Довольно часто привычное течение жизни волостного правления нарушалось наездами сельских старост со своими писарями. Приезжали они к нам чаще всего с какими-нибудь сложными ведомостями и отчетами. И, конечно, по податным и призывным делам.

Во время этих наездов наше волостное правление превращалось в шумное сборище. Комната Ивана Иннокентиевича была в такие дни забита до отказа. Сложными вопросами затребованных отчетов и ведомостей он, конечно, не занимался и всех писарей сплавлял по этим делам к своим помощникам. А сам, вместе с заседателем, принимал от старост привезенные подати. На это у него уходили считанные минуты. А остальное время он рассказывал им свои веселые истории. Рассказывал он их всегда с блеском и воодушевлением. Так что из его комнаты все время доносились оглушительные взрывы смеха.

Ивану Фомичу, Павлу Михайловичу и Ивану Осиповичу в эти дни было не до меня, и я мог спокойно присматриваться к заполнившим нашу волость людям.

Приехавшие старосты все были бородаты на один манер и казались мне какими-то безликими. К Ивану Иннокентиевичу они после того, как внесли привезенные подати, заходить не осмеливались, в разговор своих писарей с его помощниками не вмешивались и мотались без дела по волости. Чтобы не мозолить глаза волостному начальству, они уходили в нашу судейскую комнату или отсиживались в сторожке с ямщиками и арестантами.

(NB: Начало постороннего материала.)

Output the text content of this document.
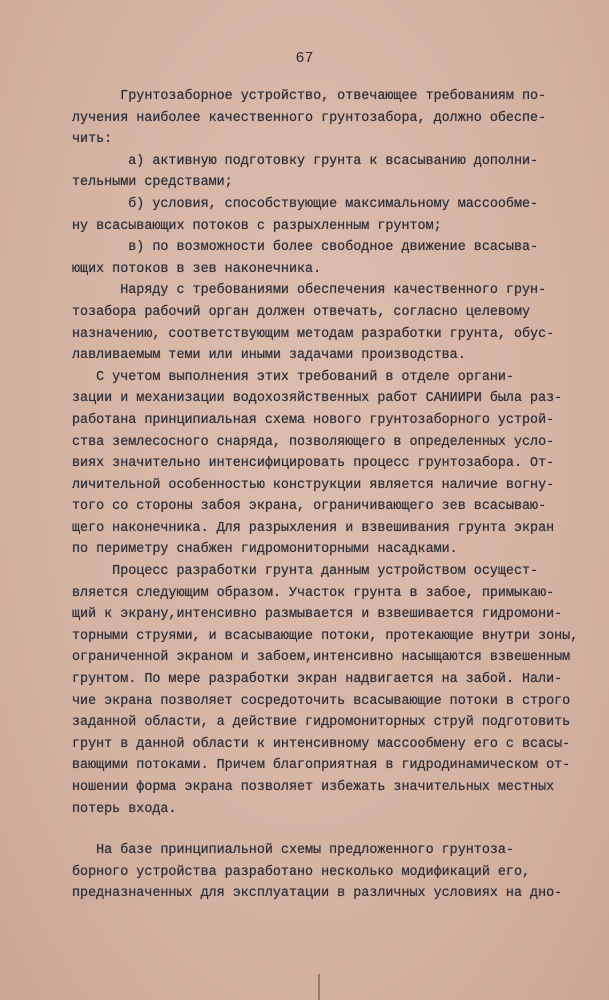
67
Грунтозаборное устройство, отвечающее требованиям по-
лучения наиболее качественного грунтозабора, должно обеспе-
чить:
а) активную подготовку грунта к всасыванию дополни-
тельными средствами;
б) условия, способствующие максимальному массообме-
ну всасывающих потоков с разрыхленным грунтом;
в) по возможности более свободное движение всасыва-
ющих потоков в зев наконечника.
Наряду с требованиями обеспечения качественного грун-
тозабора рабочий орган должен отвечать, согласно целевому
назначению, соответствующим методам разработки грунта, обус-
лавливаемым теми или иными задачами производства.
С учетом выполнения этих требований в отделе органи-
зации и механизации водохозяйственных работ САНИИРИ была раз-
работана принципиальная схема нового грунтозаборного устрой-
ства землесосного снаряда, позволяющего в определенных усло-
виях значительно интенсифицировать процесс грунтозабора. От-
личительной особенностью конструкции является наличие вогну-
того со стороны забоя экрана, ограничивающего зев всасываю-
щего наконечника. Для разрыхления и взвешивания грунта экран
по периметру снабжен гидромониторными насадками.
Процесс разработки грунта данным устройством осущест-
вляется следующим образом. Участок грунта в забое, примыкаю-
щий к экрану,интенсивно размывается и взвешивается гидромони-
торными струями, и всасывающие потоки, протекающие внутри зоны,
ограниченной экраном и забоем,интенсивно насыщаются взвешенным
грунтом. По мере разработки экран надвигается на забой. Нали-
чие экрана позволяет сосредоточить всасывающие потоки в строго
заданной области, а действие гидромониторных струй подготовить
грунт в данной области к интенсивному массообмену его с всасы-
вающими потоками. Причем благоприятная в гидродинамическом от-
ношении форма экрана позволяет избежать значительных местных
потерь входа.
На базе принципиальной схемы предложенного грунтоза-
борного устройства разработано несколько модификаций его,
предназначенных для эксплуатации в различных условиях на дно-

По-другому вели себя сельские писаря. Им, хочешь не хочешь, приходилось держать ответ по своим делам перед Иваном Фомичом, Павлом Михайловичем и Иваном Осиповичем, а то и объясняться с самим Иваном Иннокентиевичем. Всех их я уже знал по поступающим в волость донесениям, отчетам и ведомостям. Это были или малограмотные мужики, кое-как набившие себе руку на писарском деле, вроде безкишенского писаря Кожуховского, или писаря из мужиков, порвавшие с крестьянством и окончательно перешедшие на легкую писарскую вакансию, или, наконец, писаря из расейских переселенцев, вроде нашего Ивана Адамовича. Значит, тоже из мужиков, только немного пограмотнее да посмышленее, как все расейские.

Писали свои бумаги сельские писаря по раз навсегда заведенному шаблону. Те, которые овладели этим шаблоном, считались хорошими писарями. А такие как безкишенский, по своей малограмотности не могли овладеть этой канцелярской премудростью и все время жили под страхом, что волостное правление в одно прекрасное время пришлет на их место другого, более грамотного писаку. Такие писаря держались в волостном правлении униженно, ходили как прибитые, с виноватым видом. Они были запуганы постоянными выговорами и разносами Ивана Иннокентиевича и его помощников. Даже Петька Казачонок позволял себе покрикивать на них, и это сходило ему с рук.